Of these only steps 1,2,4 and 9 are strictly necessary, before the visualization is possible. Steps 3,6 and 7 are needed if you have not enough RAM to train the whole dataset at once (Hint: 16 GB are not enough). Step 8 is optional, but recommended to further evaluate the clusters. And step 5 is meant to be used if you're not pleased with some initial labels generated by the LLM.

Configuration

All steps are configured via the config.json file, such that they can be run by simply starting the respective python file.

Notable configurations include:

  • pre_year_min: the minimum year after which you want to include papers from the snapshot into your model

  • embeddings_precision: precision used for the SentenceTransformer encoding, according to https://www.sbert.net/docs/package_reference/sentence_transformer/SentenceTransformer.html
    Use 'ubinary' for quantized embeddings.

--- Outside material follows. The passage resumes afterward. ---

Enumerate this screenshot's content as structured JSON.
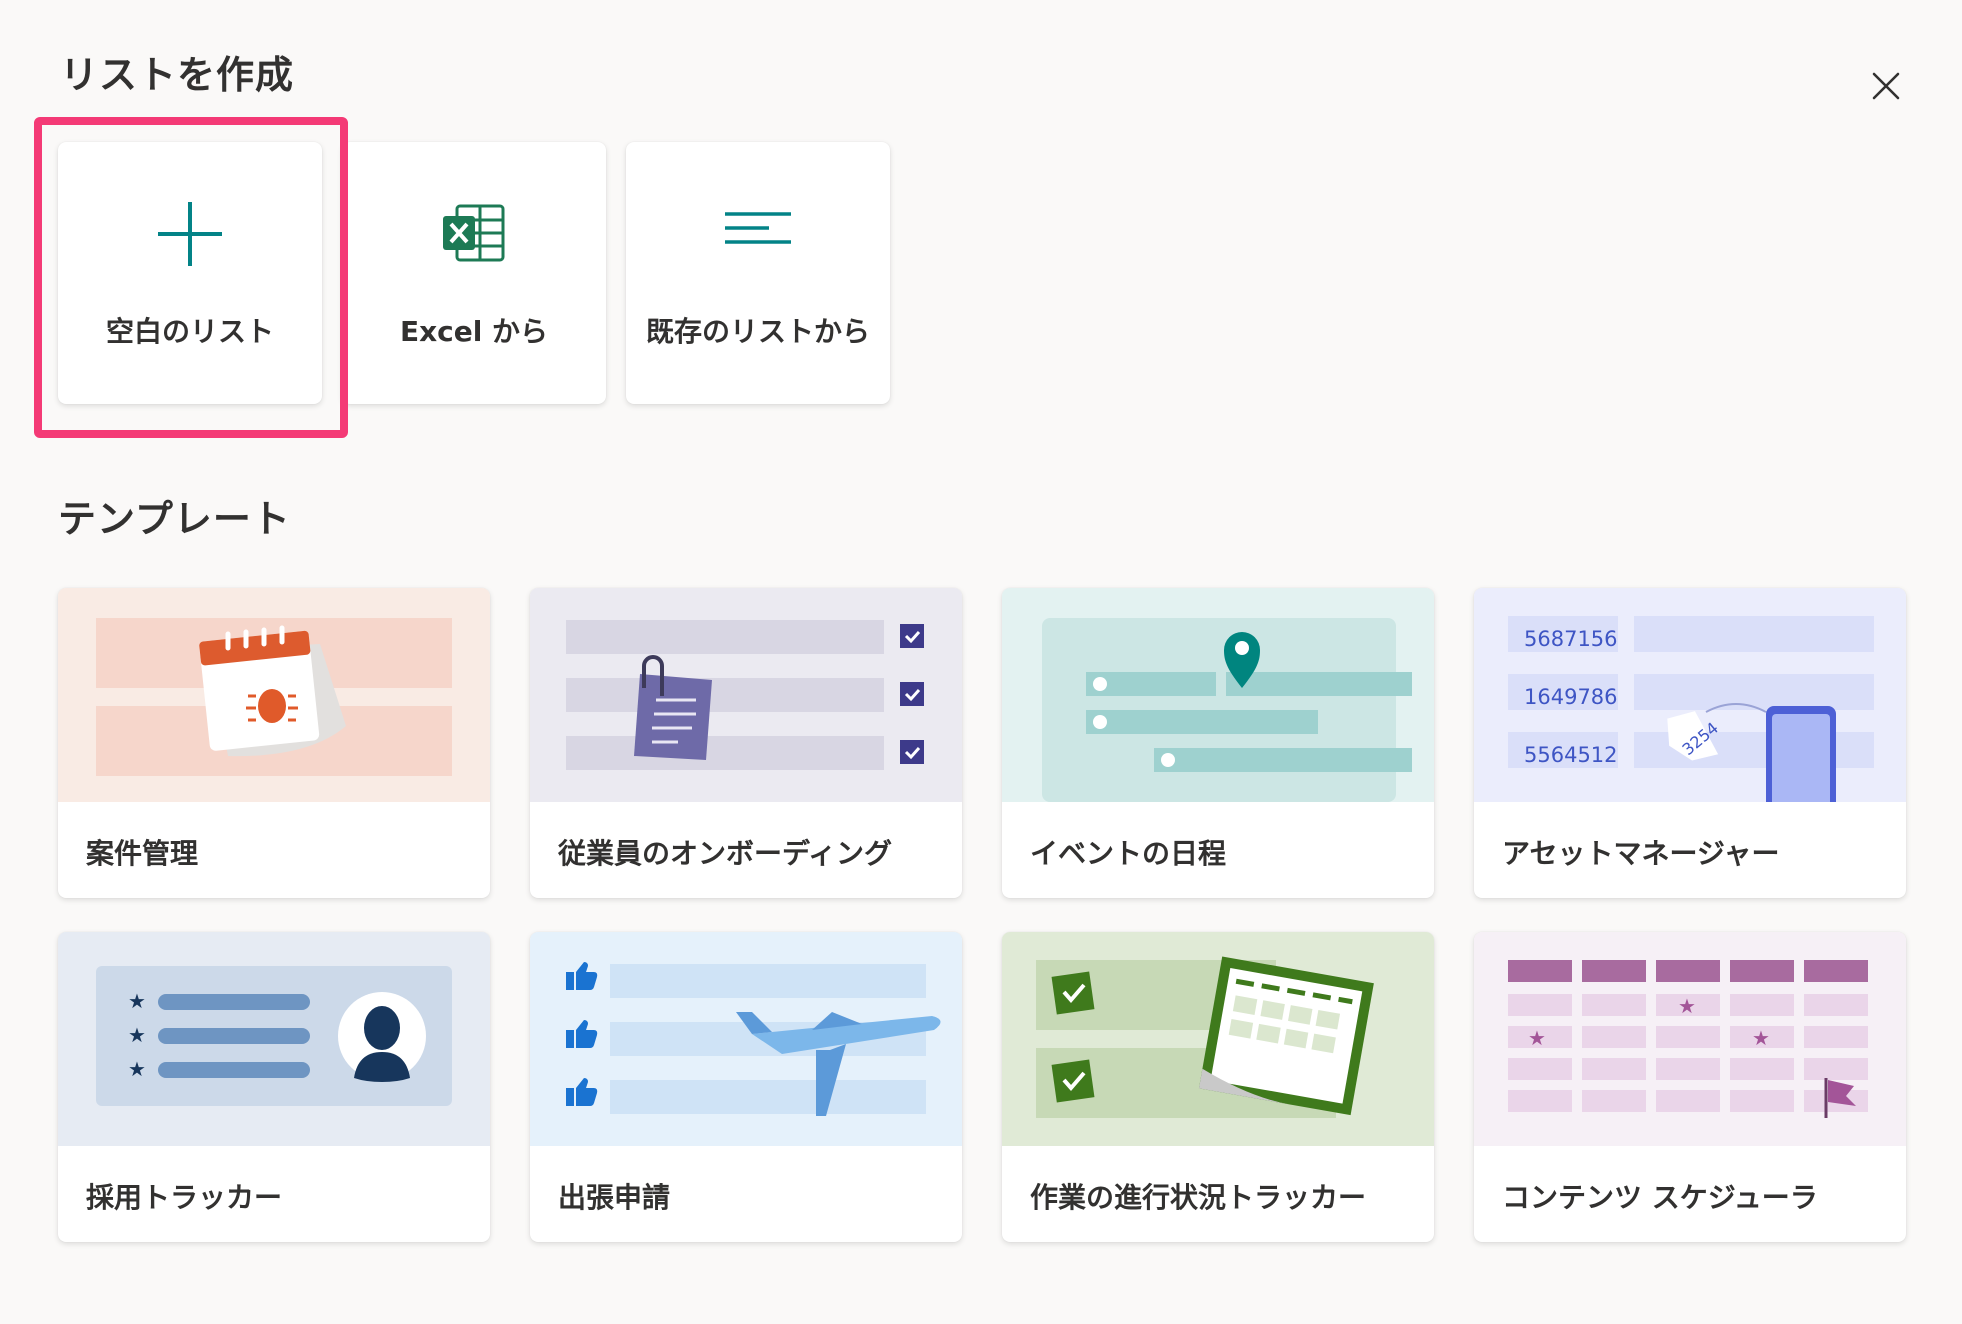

  • train_models: settings for the selection of papers in step 4
    If you wanna train all papers at once, set "model_filter" to "None".
    Otherwise you can choose between "archives", "outliers" or "hierarchy" and set "percent_of_papers" to the desired percentage of papers to be selected proportionally.

  • agg_models: settings for step 8
    parent_model: the previously trained model to use
    max_cluster_distance: the maximum distance between topics to be merged together in the resulting model

  • bert_params: various parameters for the different BERTopic components
    See the documentations for BERTopic, UMAP and HDBSCAN for understanding their respective use.
    Notably, the adapted BERTopic pipeline allows you to define a whole range of min_cluster_sizes and min_sample_sizes to be used by HDBSCAN, and the one with the highest DBCV score will be chosen automatically. Also, a new hyperparameter "hdbscan_min_clusters" was added, which allows setting a minimum number of resulting clusters when using the ranges.

You can add any number of additional entries to train_models, agg_models (and bert_params accordingly) to train models in batches. Set "generate_labels" to false in the bert_params to exclude the LLM and improve performance for hyperparameter tuning.

FAQ

  • You're using quantized embeddings and encounter an error in method "search_closure" when trying to load a pickled BERTopic model?
    Until the pynndescent module gets an official update, you'll have to manually apply the fix from lmcinnes/pynndescent#240. Download https://github.com/lmcinnes/pynndescent/blob/master/pynndescent/pynndescent_.py and replace the one throwing the error.

  • You want to update your model with a new version of the arXiv dataset?
    Simply run steps 1 and 2 again to import new papers and create their embeddings. This will not override your existing data. Then run steps 6 and/or 7 to assign the new papers to the exisiting topics, and finally recompute statistics with step 9.

  • You want to restart the whole process?
    Delete arxiv.db in the "database" folder as well as snapshot_update_date.txt in the "input" folder.

Disclaimer

No part of the code or its documentation was created by or with the help of artificial intelligence.